Attempts to read between the lines on this are fraught, so I mark the following as speculative/digressive/background information, as we haven’t been informed of Reeves’ specific diagnosis.

The personality disorders are quite different from mental illnesses such as depression, anxiety, or schizophrenia. Personality disorders are a group of inflexible, pervasive, lifelong patterns of malaptive behaviour that cause serious personal, social, and relationship difficulties. Management, such as it is, is challenging and lifelong. It typically includes attempting to contain the most damaging aspects of the behavioural pattern, reduce exposure to situations where the individual is most at risk of harming themself or others, as well as attempting to stabilise mood, and to motivate the person to problem-solve appropriately and to shift the malaptive patterns.

Dissocial Personality Disorder (formerly called antisocial, asocial, psychopathic, or sociopathic personality) is characterised by the following features:

1. Callous unconcern for the feelings of others and lack of the capacity for empathy.

2. Gross and persistent attitude of irresponsibility and disregard for social norms, rules, and obligations.

3. Incapacity to maintain enduring relationships.

4. Very low tolerance to frustration and a low threshold for discharge of aggression, including violence.

5. Incapacity to experience guilt and to profit from experience, particularly punishment.

6. Marked proneness to blame others or to offer plausible rationalizations for the behavior bringing the subject into conflict.

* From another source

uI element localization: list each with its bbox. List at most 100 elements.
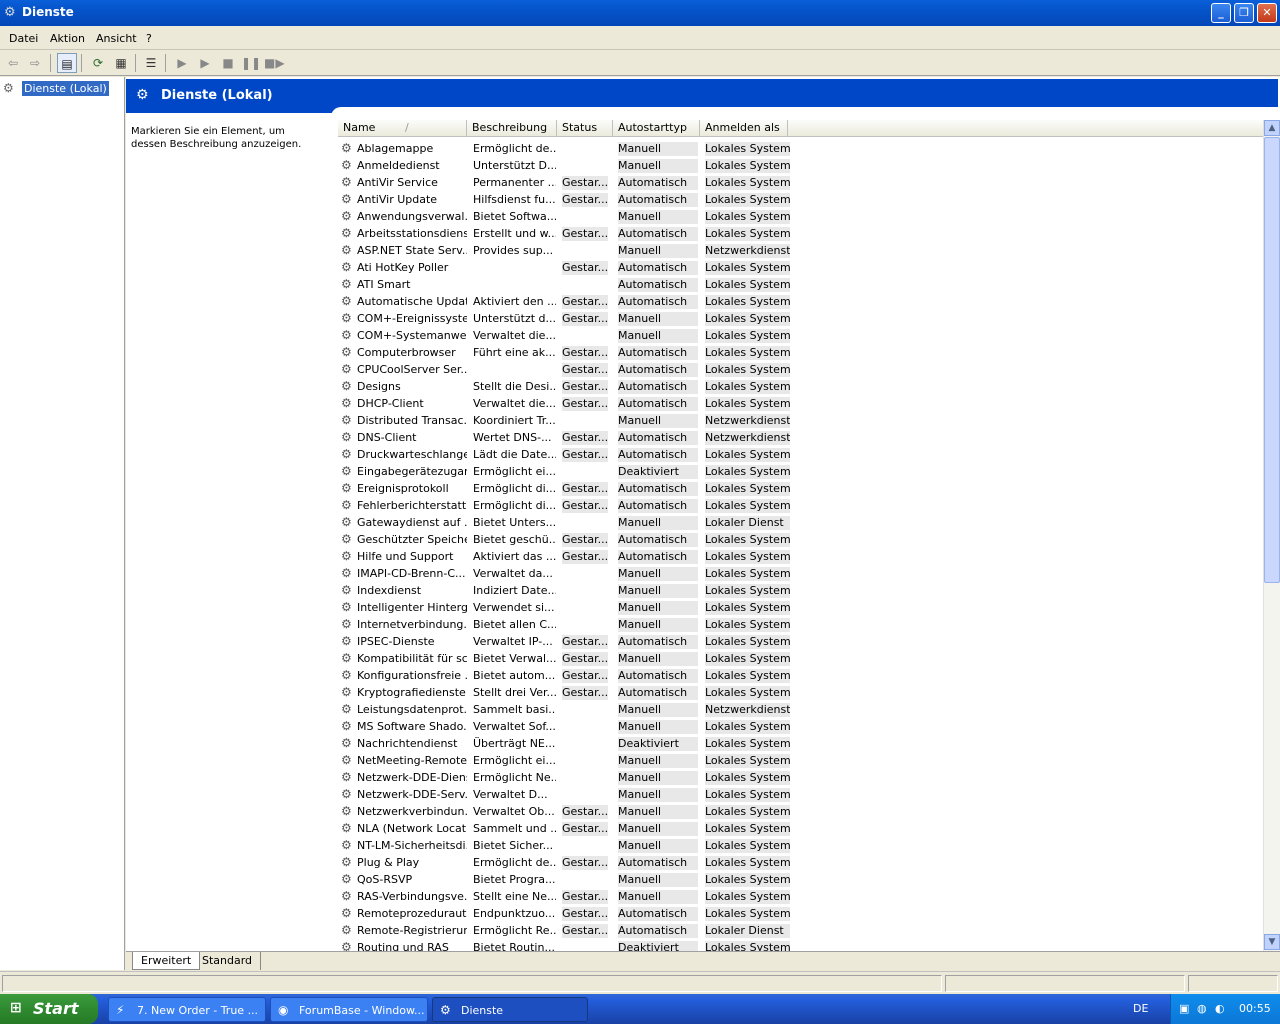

7. Persistent irritability.

This paper, “Dangerous severe personality disorder”, from Advances in Psychiatric Treatment touches on some of the issues of managing people with dissocial personality disorders, and the tensions between the psychiatric and criminal justice systems in the UK:

Culpability and personality disorders

Hare stated that psychopaths know the rules of the game, i.e. right from wrong, and should not be dealt with as though they are ill (Hare et al, 1999). A report for the Department of Health & Home Office (1994), on the other hand, argued that those suffering from psychopathic disorder are unaware that their actions are wrong and therefore should not be blamed for them. Such debate dates back well over 100 years and has led to the creation of a series of categories: moral imbecility (Mental Deficiency Act 1913), moral defect (Mental Deficiency Act 1927) and psychopathic disorder (Mental Health Acts 1959 and 1983).

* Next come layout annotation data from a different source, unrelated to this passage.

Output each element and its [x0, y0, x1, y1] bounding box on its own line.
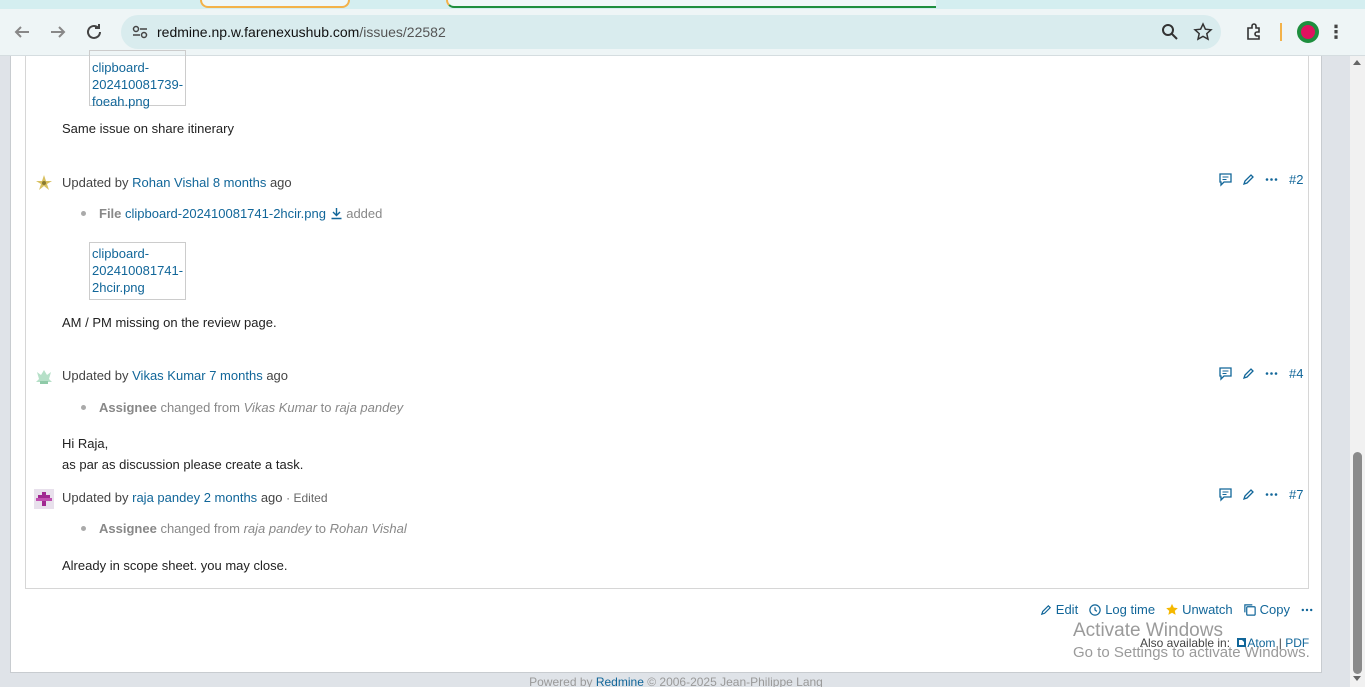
zoom-icon[interactable] — [1161, 23, 1179, 41]
journal-actions: #4 — [1218, 366, 1303, 381]
journal-detail: Assignee changed from Vikas Kumar to raj… — [99, 400, 404, 415]
download-icon[interactable] — [330, 207, 343, 220]
more-dots-icon[interactable] — [1300, 603, 1314, 617]
journal-note: Same issue on share itinerary — [62, 121, 234, 136]
issue-actions: Edit Log time Unwatch Copy — [1039, 602, 1314, 617]
browser-menu-icon[interactable]: ⋮ — [1326, 21, 1346, 43]
list-bullet — [81, 405, 86, 410]
author-link[interactable]: Rohan Vishal — [132, 175, 209, 190]
edit-pencil-icon[interactable] — [1241, 487, 1256, 502]
history-box: clipboard- 202410081739- foeah.png Same … — [25, 50, 1309, 589]
journal-header: Updated by Rohan Vishal 8 months ago — [62, 175, 292, 190]
journal-detail: File clipboard-202410081741-2hcir.png ad… — [99, 206, 383, 221]
comment-icon[interactable] — [1218, 172, 1233, 187]
page-footer: Powered by Redmine © 2006-2025 Jean-Phil… — [529, 676, 823, 687]
copy-button[interactable]: Copy — [1243, 602, 1290, 617]
more-dots-icon[interactable] — [1264, 366, 1279, 381]
browser-toolbar: redmine.np.w.farenexushub.com/issues/225… — [0, 9, 1365, 56]
author-link[interactable]: Vikas Kumar — [132, 368, 205, 383]
edit-button[interactable]: Edit — [1039, 602, 1078, 617]
comment-icon[interactable] — [1218, 366, 1233, 381]
address-bar[interactable]: redmine.np.w.farenexushub.com/issues/225… — [121, 15, 1221, 49]
time-link[interactable]: 2 months — [204, 490, 257, 505]
tab-strip — [0, 0, 1365, 9]
user-avatar — [34, 173, 54, 193]
edit-pencil-icon[interactable] — [1241, 366, 1256, 381]
attachment-thumbnail[interactable]: clipboard- 202410081741- 2hcir.png — [89, 242, 186, 300]
scrollbar-thumb[interactable] — [1353, 452, 1362, 674]
journal-number-link[interactable]: #4 — [1289, 366, 1303, 381]
page-scrollbar[interactable] — [1350, 56, 1365, 687]
attachment-link[interactable]: clipboard-202410081741-2hcir.png — [125, 206, 326, 221]
edit-pencil-icon — [1040, 604, 1051, 615]
bookmark-star-icon[interactable] — [1193, 22, 1213, 42]
browser-tab[interactable] — [200, 0, 350, 8]
page-content: clipboard- 202410081739- foeah.png Same … — [10, 50, 1322, 673]
author-link[interactable]: raja pandey — [132, 490, 200, 505]
journal-detail: Assignee changed from raja pandey to Roh… — [99, 521, 407, 536]
redmine-link[interactable]: Redmine — [596, 676, 644, 687]
back-arrow-icon[interactable] — [10, 20, 34, 44]
scroll-down-arrow-icon[interactable] — [1353, 676, 1361, 681]
journal-note: Hi Raja, — [62, 436, 109, 451]
copy-icon — [1243, 603, 1256, 616]
browser-tab-active[interactable] — [446, 0, 936, 8]
scroll-up-arrow-icon[interactable] — [1353, 60, 1361, 65]
reload-icon[interactable] — [82, 20, 106, 44]
journal-note: AM / PM missing on the review page. — [62, 315, 277, 330]
edit-pencil-icon[interactable] — [1241, 172, 1256, 187]
forward-arrow-icon[interactable] — [46, 20, 70, 44]
journal-note: as par as discussion please create a tas… — [62, 457, 304, 472]
windows-watermark-subtitle: Go to Settings to activate Windows. — [1073, 644, 1310, 661]
star-filled-icon — [1166, 603, 1178, 615]
journal-note: Already in scope sheet. you may close. — [62, 558, 288, 573]
clock-icon — [1089, 603, 1101, 616]
log-time-button[interactable]: Log time — [1088, 602, 1155, 617]
user-avatar — [34, 489, 54, 509]
more-dots-icon[interactable] — [1264, 172, 1279, 187]
site-info-icon[interactable] — [131, 23, 149, 41]
journal-header: Updated by Vikas Kumar 7 months ago — [62, 368, 289, 383]
journal-header: Updated by raja pandey 2 months ago · Ed… — [62, 490, 328, 505]
more-dots-icon[interactable] — [1264, 487, 1279, 502]
url-text: redmine.np.w.farenexushub.com/issues/225… — [157, 24, 446, 40]
journal-number-link[interactable]: #7 — [1289, 487, 1303, 502]
user-avatar — [34, 367, 54, 387]
time-link[interactable]: 8 months — [213, 175, 266, 190]
list-bullet — [81, 211, 86, 216]
list-bullet — [81, 526, 86, 531]
extensions-icon[interactable] — [1244, 22, 1264, 42]
toolbar-divider — [1280, 23, 1282, 41]
profile-avatar[interactable] — [1297, 21, 1319, 43]
journal-actions: #2 — [1218, 172, 1303, 187]
time-link[interactable]: 7 months — [209, 368, 262, 383]
attachment-thumbnail[interactable]: clipboard- 202410081739- foeah.png — [89, 50, 186, 109]
journal-number-link[interactable]: #2 — [1289, 172, 1303, 187]
journal-actions: #7 — [1218, 487, 1303, 502]
unwatch-button[interactable]: Unwatch — [1165, 602, 1233, 617]
comment-icon[interactable] — [1218, 487, 1233, 502]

Treatability and personality disorders

Ambivalence towards patients diagnosed with personality disorder is well recognised among psychiatrists (Lewis & Appleby, 1988). Non-engagement with these patients on the grounds of the treatability clause within the Mental Health Act 1983 has been commonplace. Such selection for admission of only those deemed to be treatable re-enforces the impression voiced by Jack Straw that psychiatrists are ‘writing off’ the remainder (Straw, 1999). Gunn (2000) commented that it is unfortunate that when psychiatrists reject such individuals, they often become the responsibility of the criminal justice system, which is ill-equipped to help them.

Whether you agree that dissocial personality disorder is a matter of “inherent constitution” or not, it should be fairly plain to everyone that putting a man with definite or possible dissocial PD in charge of unconscious women with a sharp knife in his hand is morally equivalent to letting him loose in a school with an automatic weapon – the only difference being he is less likely to get caught, thanks to women’s socialisation to shame themselves into silence. Did the Medical Board know his diagnosis and/or differential diagnosis? Did it include DPD? If it was a related or a poorly defined diagnosis, what steps were taken to investigate the issue and exclude DPD?